How is induction related to a well founded set? I read a proof that went along these lines: 
"Let $(X, \le)$ be a woset. Let $E$ be a subset of $X$ such that: 


*

*the minimal element of $X$ is a member of $E$

*for any $x \in X$, if $\forall_y[y \lt x \rightarrow y \in E]$, then $x \in E$


Then, $E = X.$ Proof: 
Suppose that $E \ne X$. Then, let $x$ be the minimal element of $X - E$. Since, it is an element of $X - E$, it can not be an element of $E$. But, any $y \lt x$ would imply $y \in E$, because $x$ is the minimal element of $X - E$, so any element $y$ such that, $y \lt x$ would have to be in $E$. If it wasn't, $x$ wouldn't be the minimal element of $X -E$. Since $y \lt x$ implies $y \in E$, then by the second condition, $x \in E$ and a contradiction arises, so $X = E$."
But, then the claim was made that this being true allows proof by induction on any well founded set.

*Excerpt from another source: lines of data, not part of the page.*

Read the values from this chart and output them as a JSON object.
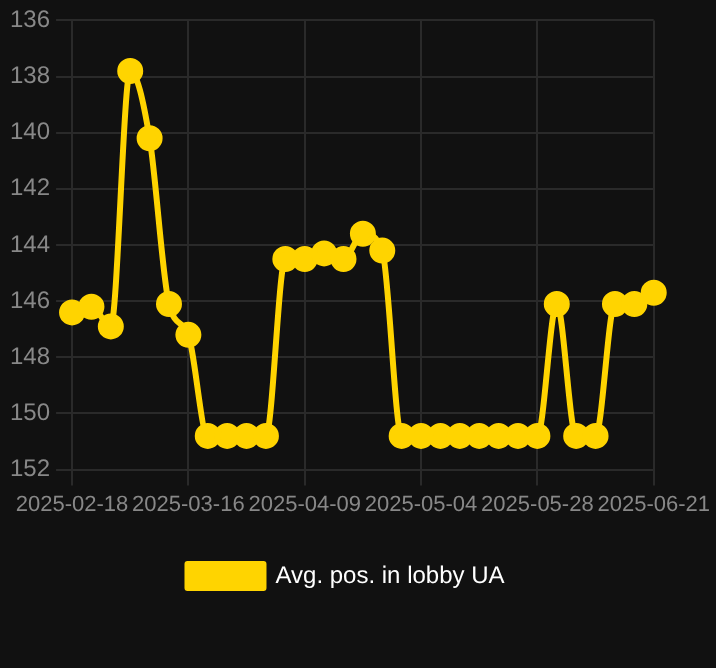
{
  "chart_data": {
    "type": "line",
    "categories": [
      "2025-02-18",
      null,
      null,
      null,
      null,
      null,
      "2025-03-16",
      null,
      null,
      null,
      null,
      null,
      "2025-04-09",
      null,
      null,
      null,
      null,
      null,
      "2025-05-04",
      null,
      null,
      null,
      null,
      null,
      "2025-05-28",
      null,
      null,
      null,
      null,
      null,
      "2025-06-21"
    ],
    "series": [
      {
        "name": "Avg. pos. in lobby UA",
        "color": "#ffd400",
        "values": [
          146.4,
          146.2,
          146.9,
          137.8,
          140.2,
          146.1,
          147.2,
          150.8,
          150.8,
          150.8,
          150.8,
          144.5,
          144.5,
          144.3,
          144.5,
          143.6,
          144.2,
          150.8,
          150.8,
          150.8,
          150.8,
          150.8,
          150.8,
          150.8,
          150.8,
          146.1,
          150.8,
          150.8,
          146.1,
          146.1,
          145.7
        ]
      }
    ],
    "ylim": [
      152,
      136
    ],
    "yticks": [
      136,
      138,
      140,
      142,
      144,
      146,
      148,
      150,
      152
    ],
    "grid": true,
    "legend": "bottom",
    "marker": "circle",
    "line_style": "solid"
  }
}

I understand the proof, but I don't see how this theorem and induction are related. Could someone explain?  
 A: Notice that a well-ordered set is precisely a well-founded total ordering, but the proof you quoted makes no use of the total property, so it is valid whenever $X$ is well-founded.

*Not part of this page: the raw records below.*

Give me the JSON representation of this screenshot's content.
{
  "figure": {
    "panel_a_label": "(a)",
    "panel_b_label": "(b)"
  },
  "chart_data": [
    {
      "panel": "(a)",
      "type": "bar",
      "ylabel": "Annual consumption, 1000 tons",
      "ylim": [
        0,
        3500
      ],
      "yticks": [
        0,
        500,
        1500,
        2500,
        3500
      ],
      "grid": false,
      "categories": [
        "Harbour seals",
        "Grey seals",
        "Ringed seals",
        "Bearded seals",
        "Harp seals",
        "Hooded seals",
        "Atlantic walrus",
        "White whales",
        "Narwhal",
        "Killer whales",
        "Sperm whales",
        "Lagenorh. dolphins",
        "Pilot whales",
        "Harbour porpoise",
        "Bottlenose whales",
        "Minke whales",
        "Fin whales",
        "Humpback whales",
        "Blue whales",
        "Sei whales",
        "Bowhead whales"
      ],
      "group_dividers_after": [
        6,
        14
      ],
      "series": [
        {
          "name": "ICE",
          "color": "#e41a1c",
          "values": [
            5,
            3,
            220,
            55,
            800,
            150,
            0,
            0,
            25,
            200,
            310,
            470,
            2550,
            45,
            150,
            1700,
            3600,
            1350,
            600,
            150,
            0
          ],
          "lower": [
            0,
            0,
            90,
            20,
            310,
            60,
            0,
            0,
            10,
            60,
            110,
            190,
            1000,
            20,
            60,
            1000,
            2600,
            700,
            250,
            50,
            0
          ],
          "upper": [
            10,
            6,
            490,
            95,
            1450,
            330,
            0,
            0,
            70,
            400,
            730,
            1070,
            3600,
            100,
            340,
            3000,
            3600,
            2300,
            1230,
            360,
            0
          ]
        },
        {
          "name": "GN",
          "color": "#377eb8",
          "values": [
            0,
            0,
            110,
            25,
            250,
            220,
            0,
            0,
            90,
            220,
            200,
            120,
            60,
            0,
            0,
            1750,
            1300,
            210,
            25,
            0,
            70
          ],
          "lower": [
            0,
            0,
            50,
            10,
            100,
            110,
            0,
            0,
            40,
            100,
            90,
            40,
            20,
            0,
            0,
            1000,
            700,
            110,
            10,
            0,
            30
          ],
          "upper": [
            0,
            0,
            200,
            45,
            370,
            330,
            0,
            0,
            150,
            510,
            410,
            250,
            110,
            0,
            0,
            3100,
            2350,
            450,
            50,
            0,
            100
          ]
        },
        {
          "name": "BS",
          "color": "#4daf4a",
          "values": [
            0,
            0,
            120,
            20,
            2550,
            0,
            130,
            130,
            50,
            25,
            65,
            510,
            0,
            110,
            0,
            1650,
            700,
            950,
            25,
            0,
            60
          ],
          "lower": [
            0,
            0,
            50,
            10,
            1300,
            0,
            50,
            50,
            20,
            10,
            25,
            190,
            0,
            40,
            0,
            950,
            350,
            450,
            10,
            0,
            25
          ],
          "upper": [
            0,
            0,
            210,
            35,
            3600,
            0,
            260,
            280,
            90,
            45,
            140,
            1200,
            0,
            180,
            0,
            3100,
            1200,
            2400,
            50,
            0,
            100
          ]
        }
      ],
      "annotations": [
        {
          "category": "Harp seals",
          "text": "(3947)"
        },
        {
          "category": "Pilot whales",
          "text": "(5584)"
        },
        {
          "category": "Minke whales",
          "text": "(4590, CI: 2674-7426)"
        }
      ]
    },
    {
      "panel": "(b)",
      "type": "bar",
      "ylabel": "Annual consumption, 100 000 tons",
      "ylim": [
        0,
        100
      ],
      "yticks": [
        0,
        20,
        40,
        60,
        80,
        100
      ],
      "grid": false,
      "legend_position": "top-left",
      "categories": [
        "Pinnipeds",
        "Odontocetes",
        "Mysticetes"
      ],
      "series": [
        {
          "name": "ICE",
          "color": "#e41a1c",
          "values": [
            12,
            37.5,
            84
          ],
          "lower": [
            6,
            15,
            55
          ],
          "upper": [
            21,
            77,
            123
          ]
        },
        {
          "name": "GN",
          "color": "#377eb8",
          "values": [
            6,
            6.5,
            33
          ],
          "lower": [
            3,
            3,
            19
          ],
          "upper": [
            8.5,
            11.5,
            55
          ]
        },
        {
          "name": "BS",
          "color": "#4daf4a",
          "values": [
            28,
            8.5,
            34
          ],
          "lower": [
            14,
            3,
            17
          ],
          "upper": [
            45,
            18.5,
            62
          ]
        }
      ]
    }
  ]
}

Next, notice that condition 1 is redundant, because it is simply the special case of condition 2 where $x$ is the minimal element of $X$.

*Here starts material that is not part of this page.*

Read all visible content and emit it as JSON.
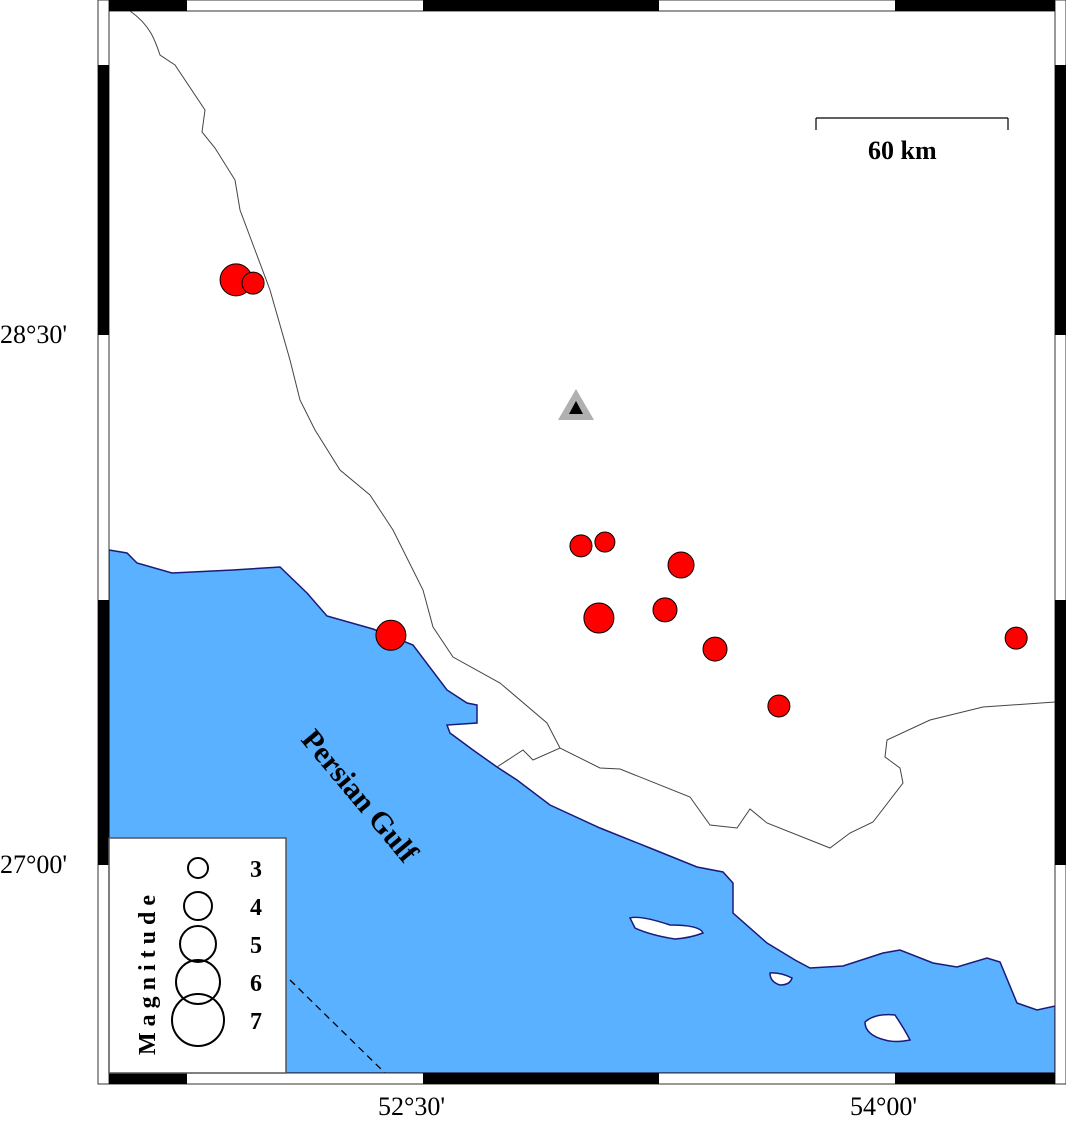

(In that case, there simply is no $y \in X$ such that $y < x$, so the antecedent proposition that $y \in E$ for all $y < x$ is vacuously true, therefore the consequence that $x \in E$ is also true.)
Finally, notice that the proof actually works in both directions.  Condition 2 can be rewritten:
2' If $x \in X \setminus E$ then there exists $y < x$ such that $y \in X \setminus E$.
Equivalently:
2'' $X \setminus E$ has no minimal element.
So what was proved was the implication:
"If $E$ is any subset of $X$ such that $X \setminus E$ has no minimal element, then $X \setminus E$ is empty."
Since $E$ is an arbitrary subset of $X$, this is equivalent to the implication:
"If $F$ is any subset of $X$ with no minimal element, then $F$ is empty."
Or to put it another way:
"If $F$ is any non-empty subset of $X$, then $F$ has a minimal element."
Of course this is true, by definition, if and only if $X$ is well-founded.
In  other words, the proposition that induction on $X$ is a valid method of proof can actually be used as an alternative definition of what it means for the poset $X$ to be well-founded.